The greatest thing about spending time with a close friend you haven't seen in a while is that even when all your previous plans of fabulousness, nonsense, and mindless fraternization fall through, you can still manage to have an amazing night.
My 'perfect outfit' never made it out of the bag. The painfully beautiful shoes never got a chance to mangle my toes, and I never even put a dab of makeup on. My five pennies weren't spent on tequila shots, but on Doritos, and two bottles of Cook's Champagne (I am pretty sure I just heard my friend who lives in France sigh dramatically after reading the words Cook's and Champagne in the same sentence). But what can I say, we're classy bitches.
Sitting there in my borrowed zebra print Snuggie, in front of the fire, watching a horrible, but also delightfully enjoyable chick flick I couldn't have been more content. Now that our friendship exists with a West Coast - East Coast divide, we let the Seattle nightlife rage below us and instead used the time we had together to just be.
In the nearly 9 months I've lived in Olympia I've met a lot of amazing people, and even been lucky enough to begin to build on some truly genuine friendships. But the newness of some of these friendships still leaves me with social anxiety, and at times I feel as if I am speed dating, without the benefits of sexual tension to keep them interested.
Yet as I sat there Saturday night in the world worst ensemble, doing basically nothing and having an amazing time, I remembered how nice it is to be apart of a seasoned friendship. These 'favorite pair of jeans' types of friendships have become priceless, place markers from various chapters of my life, and the life preservers that enable me to feel as if life is indeed manageable.
Who knew a night in with junk food and bad sparking wine could help put life just a little more into perspective?




I love this line: But the newness of some of these friendships still leaves me with social anxiety, and at times I feel as if I am speed dating, without the benefits of sexual tension to keep them interested.

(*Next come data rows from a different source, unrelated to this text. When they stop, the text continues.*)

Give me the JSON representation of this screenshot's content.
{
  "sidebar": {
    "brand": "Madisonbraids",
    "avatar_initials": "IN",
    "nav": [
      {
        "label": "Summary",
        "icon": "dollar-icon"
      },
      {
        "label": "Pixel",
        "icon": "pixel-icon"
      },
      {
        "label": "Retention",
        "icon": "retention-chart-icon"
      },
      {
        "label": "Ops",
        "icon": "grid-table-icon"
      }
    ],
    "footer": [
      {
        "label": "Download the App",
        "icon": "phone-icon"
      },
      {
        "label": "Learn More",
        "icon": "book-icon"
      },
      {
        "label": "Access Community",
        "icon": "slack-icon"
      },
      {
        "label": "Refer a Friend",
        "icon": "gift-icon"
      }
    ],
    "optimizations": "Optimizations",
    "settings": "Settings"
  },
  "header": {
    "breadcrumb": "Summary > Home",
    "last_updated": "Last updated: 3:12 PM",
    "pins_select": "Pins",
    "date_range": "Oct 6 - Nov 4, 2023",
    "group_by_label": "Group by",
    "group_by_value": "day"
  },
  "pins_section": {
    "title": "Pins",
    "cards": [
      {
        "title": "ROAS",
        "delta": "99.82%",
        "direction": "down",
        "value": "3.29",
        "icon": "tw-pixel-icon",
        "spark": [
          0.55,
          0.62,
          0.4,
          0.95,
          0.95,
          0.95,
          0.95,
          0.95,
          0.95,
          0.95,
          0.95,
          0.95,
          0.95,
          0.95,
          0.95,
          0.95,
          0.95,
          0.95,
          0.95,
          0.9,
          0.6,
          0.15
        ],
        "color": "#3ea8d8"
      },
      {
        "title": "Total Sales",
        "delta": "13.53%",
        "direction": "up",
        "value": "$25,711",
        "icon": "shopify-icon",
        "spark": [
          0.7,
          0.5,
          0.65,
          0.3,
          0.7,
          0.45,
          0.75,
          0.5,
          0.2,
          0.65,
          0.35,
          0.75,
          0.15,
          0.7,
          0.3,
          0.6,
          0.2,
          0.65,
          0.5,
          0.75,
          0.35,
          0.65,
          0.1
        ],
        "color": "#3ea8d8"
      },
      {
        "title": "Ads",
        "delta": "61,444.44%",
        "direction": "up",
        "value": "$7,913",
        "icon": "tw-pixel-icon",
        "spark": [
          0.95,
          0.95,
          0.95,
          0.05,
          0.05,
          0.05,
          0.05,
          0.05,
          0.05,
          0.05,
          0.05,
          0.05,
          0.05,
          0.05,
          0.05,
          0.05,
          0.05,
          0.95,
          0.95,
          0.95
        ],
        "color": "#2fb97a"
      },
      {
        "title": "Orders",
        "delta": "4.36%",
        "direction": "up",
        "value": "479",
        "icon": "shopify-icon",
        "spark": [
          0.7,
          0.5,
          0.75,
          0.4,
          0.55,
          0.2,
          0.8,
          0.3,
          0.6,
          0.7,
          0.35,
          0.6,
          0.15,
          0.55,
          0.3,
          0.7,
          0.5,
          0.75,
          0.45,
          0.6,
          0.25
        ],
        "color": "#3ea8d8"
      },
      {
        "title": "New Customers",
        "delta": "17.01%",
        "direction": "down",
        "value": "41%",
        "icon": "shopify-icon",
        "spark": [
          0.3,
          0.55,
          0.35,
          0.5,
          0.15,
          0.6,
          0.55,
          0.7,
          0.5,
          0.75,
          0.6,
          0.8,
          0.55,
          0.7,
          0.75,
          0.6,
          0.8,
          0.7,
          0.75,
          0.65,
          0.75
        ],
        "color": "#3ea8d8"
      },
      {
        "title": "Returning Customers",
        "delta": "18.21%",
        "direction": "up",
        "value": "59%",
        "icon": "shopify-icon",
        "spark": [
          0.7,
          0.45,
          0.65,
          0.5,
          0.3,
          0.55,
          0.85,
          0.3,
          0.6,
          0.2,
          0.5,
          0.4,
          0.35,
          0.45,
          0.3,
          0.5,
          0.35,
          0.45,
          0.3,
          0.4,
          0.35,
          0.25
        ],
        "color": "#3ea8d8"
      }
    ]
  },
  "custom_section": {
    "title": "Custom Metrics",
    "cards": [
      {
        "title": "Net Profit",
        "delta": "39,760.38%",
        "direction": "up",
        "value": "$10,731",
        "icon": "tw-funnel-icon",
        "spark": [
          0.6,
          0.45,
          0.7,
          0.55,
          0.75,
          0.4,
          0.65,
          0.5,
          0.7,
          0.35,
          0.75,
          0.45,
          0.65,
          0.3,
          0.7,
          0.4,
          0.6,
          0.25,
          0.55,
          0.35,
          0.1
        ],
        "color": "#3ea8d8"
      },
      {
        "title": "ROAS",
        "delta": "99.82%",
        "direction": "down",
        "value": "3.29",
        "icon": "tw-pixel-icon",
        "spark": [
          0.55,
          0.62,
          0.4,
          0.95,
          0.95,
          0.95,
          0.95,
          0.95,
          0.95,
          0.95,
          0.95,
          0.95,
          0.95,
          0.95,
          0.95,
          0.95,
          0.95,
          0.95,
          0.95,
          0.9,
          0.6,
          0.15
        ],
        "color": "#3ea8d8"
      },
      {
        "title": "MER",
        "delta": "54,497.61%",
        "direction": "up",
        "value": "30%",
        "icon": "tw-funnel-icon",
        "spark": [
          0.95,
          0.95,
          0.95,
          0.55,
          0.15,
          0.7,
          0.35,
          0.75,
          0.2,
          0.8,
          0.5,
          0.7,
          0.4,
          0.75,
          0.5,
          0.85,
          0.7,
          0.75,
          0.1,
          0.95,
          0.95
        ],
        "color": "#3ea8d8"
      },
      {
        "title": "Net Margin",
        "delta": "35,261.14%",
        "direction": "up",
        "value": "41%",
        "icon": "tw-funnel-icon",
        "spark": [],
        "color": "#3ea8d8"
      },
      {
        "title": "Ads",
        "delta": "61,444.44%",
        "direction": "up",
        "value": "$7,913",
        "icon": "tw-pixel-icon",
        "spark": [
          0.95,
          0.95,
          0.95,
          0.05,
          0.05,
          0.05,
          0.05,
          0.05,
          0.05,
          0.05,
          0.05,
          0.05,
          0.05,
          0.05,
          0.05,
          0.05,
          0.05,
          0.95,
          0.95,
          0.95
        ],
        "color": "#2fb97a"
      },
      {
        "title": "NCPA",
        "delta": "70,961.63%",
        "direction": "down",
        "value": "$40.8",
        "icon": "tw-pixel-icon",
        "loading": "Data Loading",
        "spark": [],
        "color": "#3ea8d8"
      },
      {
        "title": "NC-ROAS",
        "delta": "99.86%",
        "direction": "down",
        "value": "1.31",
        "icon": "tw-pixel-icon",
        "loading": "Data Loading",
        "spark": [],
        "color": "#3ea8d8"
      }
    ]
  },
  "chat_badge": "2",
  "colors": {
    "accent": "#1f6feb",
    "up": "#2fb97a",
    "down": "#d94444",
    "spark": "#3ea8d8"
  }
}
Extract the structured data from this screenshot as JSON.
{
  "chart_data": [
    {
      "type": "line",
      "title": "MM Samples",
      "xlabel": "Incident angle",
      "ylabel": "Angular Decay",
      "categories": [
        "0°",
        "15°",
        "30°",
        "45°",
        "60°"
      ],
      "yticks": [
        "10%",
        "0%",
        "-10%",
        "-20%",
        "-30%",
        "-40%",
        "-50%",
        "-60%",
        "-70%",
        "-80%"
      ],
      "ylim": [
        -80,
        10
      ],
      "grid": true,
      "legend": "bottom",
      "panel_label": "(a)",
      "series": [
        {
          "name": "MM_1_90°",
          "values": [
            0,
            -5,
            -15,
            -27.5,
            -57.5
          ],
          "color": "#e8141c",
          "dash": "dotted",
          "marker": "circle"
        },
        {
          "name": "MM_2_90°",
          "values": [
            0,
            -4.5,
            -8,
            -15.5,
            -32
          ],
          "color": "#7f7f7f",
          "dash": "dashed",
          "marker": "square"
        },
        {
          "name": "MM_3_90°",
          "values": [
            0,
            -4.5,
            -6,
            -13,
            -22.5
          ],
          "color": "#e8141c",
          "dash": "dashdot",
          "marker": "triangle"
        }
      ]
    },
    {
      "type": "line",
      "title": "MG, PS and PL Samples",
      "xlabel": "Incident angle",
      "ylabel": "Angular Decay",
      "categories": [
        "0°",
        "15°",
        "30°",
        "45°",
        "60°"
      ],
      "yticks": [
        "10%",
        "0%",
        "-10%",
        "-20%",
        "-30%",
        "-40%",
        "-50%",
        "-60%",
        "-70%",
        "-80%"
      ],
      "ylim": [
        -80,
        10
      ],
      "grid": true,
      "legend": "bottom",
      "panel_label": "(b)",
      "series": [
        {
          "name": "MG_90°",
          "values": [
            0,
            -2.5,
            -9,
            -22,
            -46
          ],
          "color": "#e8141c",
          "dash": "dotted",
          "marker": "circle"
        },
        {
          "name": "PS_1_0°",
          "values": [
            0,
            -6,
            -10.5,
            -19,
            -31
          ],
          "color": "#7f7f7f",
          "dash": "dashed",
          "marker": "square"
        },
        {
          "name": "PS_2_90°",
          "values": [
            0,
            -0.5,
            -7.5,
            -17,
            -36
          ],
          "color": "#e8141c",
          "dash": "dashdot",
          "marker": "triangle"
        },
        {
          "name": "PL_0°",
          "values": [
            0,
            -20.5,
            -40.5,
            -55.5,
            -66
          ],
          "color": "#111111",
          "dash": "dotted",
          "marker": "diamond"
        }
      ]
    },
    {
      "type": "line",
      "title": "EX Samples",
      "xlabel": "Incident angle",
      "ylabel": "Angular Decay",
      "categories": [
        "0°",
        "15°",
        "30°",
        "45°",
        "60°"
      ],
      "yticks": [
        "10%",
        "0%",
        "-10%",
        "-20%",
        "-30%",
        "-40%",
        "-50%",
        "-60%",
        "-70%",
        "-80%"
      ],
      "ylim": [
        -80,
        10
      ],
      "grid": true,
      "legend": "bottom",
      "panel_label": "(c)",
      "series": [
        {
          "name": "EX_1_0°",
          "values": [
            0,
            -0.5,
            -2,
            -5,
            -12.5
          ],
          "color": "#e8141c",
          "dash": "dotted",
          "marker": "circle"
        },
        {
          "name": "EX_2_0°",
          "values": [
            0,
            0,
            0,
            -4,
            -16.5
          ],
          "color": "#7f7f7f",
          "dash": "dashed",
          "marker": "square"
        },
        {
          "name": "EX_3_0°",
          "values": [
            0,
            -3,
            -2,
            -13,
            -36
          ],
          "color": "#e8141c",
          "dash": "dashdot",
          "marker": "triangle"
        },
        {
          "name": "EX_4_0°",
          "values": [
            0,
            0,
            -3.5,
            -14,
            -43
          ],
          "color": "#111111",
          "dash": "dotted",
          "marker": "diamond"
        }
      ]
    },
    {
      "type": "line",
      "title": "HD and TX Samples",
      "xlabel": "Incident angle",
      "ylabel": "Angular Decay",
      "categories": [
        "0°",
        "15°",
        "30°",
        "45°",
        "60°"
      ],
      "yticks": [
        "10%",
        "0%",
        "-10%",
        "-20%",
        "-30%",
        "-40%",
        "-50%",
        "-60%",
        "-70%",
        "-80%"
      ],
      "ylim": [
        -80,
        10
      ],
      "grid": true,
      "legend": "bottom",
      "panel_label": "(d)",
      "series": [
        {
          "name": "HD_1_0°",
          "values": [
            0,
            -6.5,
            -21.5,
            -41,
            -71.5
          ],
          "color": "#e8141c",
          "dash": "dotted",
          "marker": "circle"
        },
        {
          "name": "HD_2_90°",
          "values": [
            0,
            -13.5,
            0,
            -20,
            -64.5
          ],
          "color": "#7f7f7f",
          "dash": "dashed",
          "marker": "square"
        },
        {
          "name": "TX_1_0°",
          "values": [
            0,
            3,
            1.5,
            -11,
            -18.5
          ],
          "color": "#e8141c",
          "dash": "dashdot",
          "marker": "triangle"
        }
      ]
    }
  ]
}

It took a long time to have an old pair of jeans comfort level with my friends here. I've lived here for 10 years. It just takes longer when you're older. In college it's much easier. In fifth grade it's a piece of cake. I still have those close friends. Girl or guy, in the middle of the conversation, I'll blurt out I love you and they'll say I love you, too. Them there are keepers.
Posted by: AmyMusings | 11/23/2009 at 03:57 AM
I completely agree. As a recent LA transplant with no one that I would qualify down here as a friend, yet, going home is more about the comfort of the relationships and being able to breathe and let go than anything else.
Glad you had a good weekend.
Posted by: Drea | 11/23/2009 at 09:37 AM
I can relate to the new friendships thing, too. I've found friendships to be much more difficult after college, especially since I was abroad for two years. Even coming back, I see how much more of an effort it requires to keep up with everyone and to see people on a regular basis. It's tricky.
Some of my favorite times with my friends have been out on the town, but others have been just that--sitting around just hanging out. Those are the best.
Posted by: Rachel | 11/23/2009 at 04:39 PM
HAHAHHAA you win with my reaction prediction!!! ;-) but i'm glad you had fun. miss you guys!